Mediante resolución núm. 033-2026-SRES-00593 del 9 de junio de 2026, la presidencia de la Tercera Sala de la Suprema Corte de Justicia, a cargo del magistrado Manuel R. Herrera Carbuccia, rechazó la demanda en suspensión de ejecución de sentencia que la Cámara de Cuentas de la República Dominicana (CCRD) había interpuesto.

Esta acción iba dirigida contra la sentencia emitida el 17 de marzo de 2026 por la Cuarta Sala del Tribunal Superior Administrativo, la cual fue dictada en su contra.

Sede de la Cámara de Cuentas de República Dominicana, vinculada a demanda rechazada por la Suprema Corte
Personas en la sede de la Cámara de Cuentas de la República Dominicana.

Indemnización a Julio Cury

En dicha decisión, se condenó al órgano de control externo a pagarle al jurista Julio Cury una indemnización millonaria por concepto de daños morales causados con ocasión de actuaciones administrativas antijurídicas cometidas por la CCRD.

Arguyendo que el pago de esa condena le causaría daños incalculables en el plano operativo e institucional, y que permitir su cumplimiento establecería un precedente que terceros podrían instrumentalizar para obstaculizar la función fiscalizadora de la CCRD, esta solicitó la suspensión de su ejecución.

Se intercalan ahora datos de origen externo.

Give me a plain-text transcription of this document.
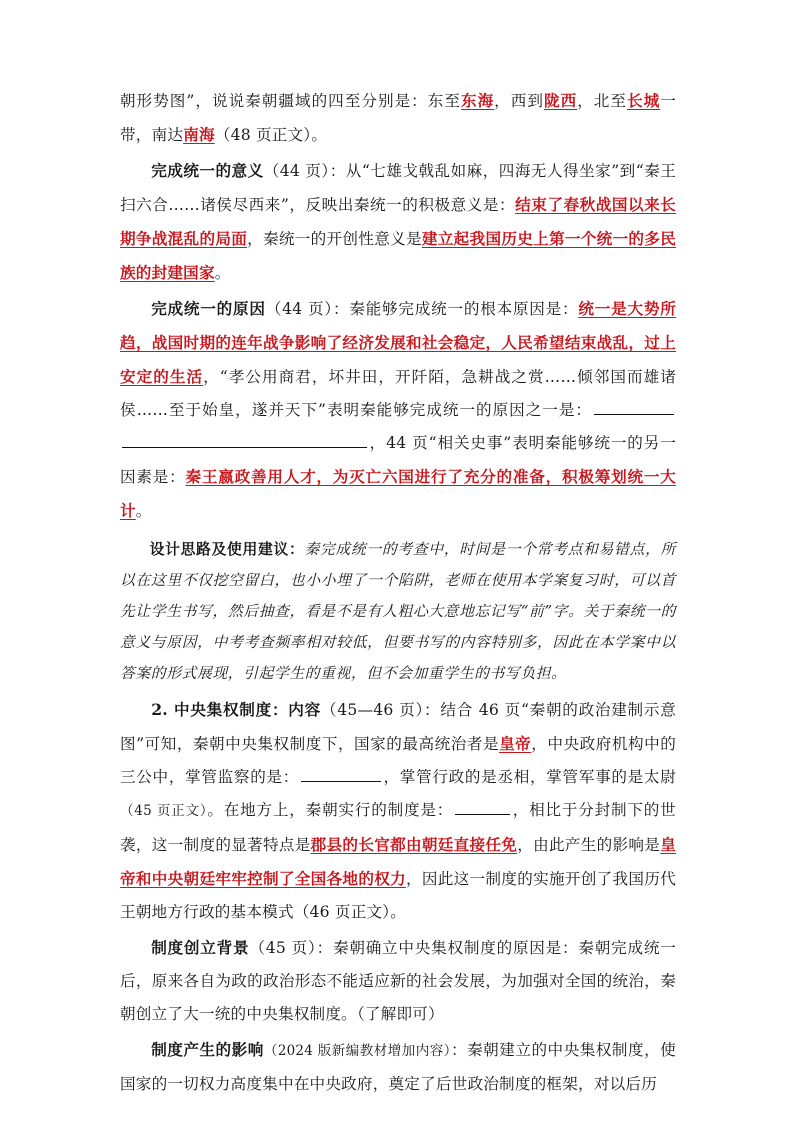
朝形势图”，说说秦朝疆域的四至分别是：东至东海，西到陇西，北至长城一带，南达南海（48 页正文）。

完成统一的意义（44 页）：从“七雄戈戟乱如麻，四海无人得坐家”到“秦王扫六合……诸侯尽西来”，反映出秦统一的积极意义是：结束了春秋战国以来长期争战混乱的局面，秦统一的开创性意义是建立起我国历史上第一个统一的多民族的封建国家。

完成统一的原因（44 页）：秦能够完成统一的根本原因是：统一是大势所趋，战国时期的连年战争影响了经济发展和社会稳定，人民希望结束战乱，过上安定的生活，“孝公用商君，坏井田，开阡陌，急耕战之赏……倾邻国而雄诸侯……至于始皇，遂并天下”表明秦能够完成统一的原因之一是：，44 页“相关史事”表明秦能够统一的另一因素是：秦王嬴政善用人才，为灭亡六国进行了充分的准备，积极筹划统一大计。

设计思路及使用建议：秦完成统一的考查中，时间是一个常考点和易错点，所以在这里不仅挖空留白，也小小埋了一个陷阱，老师在使用本学案复习时，可以首先让学生书写，然后抽查，看是不是有人粗心大意地忘记写“前”字。关于秦统一的意义与原因，中考考查频率相对较低，但要书写的内容特别多，因此在本学案中以答案的形式展现，引起学生的重视，但不会加重学生的书写负担。

2. 中央集权制度：内容（45—46 页）：结合 46 页“秦朝的政治建制示意图”可知，秦朝中央集权制度下，国家的最高统治者是皇帝，中央政府机构中的三公中，掌管监察的是：	，掌管行政的是丞相，掌管军事的是太尉（45 页正文）。在地方上，秦朝实行的制度是：	，相比于分封制下的世袭，这一制度的显著特点是郡县的长官都由朝廷直接任免，由此产生的影响是皇帝和中央朝廷牢牢控制了全国各地的权力，因此这一制度的实施开创了我国历代王朝地方行政的基本模式（46 页正文）。

制度创立背景（45 页）：秦朝确立中央集权制度的原因是：秦朝完成统一后，原来各自为政的政治形态不能适应新的社会发展，为加强对全国的统治，秦朝创立了大一统的中央集权制度。（了解即可）

制度产生的影响（2024 版新编教材增加内容）：秦朝建立的中央集权制度，使国家的一切权力高度集中在中央政府，奠定了后世政治制度的框架，对以后历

La Suprema Corte de Justicia rechazó esos planteamientos. En su decisión, el magistrado Herrera Carbuccia estableció que la CCRD se limitó a reproducir las irregularidades imputadas en su recurso de casación y a enunciar, de manera abstracta, la posibilidad de graves perjuicios, sin exponer causas particulares que justificaran especialmente la suspensión ni precisar concretamente los daños irreparables que pretendía prevenir.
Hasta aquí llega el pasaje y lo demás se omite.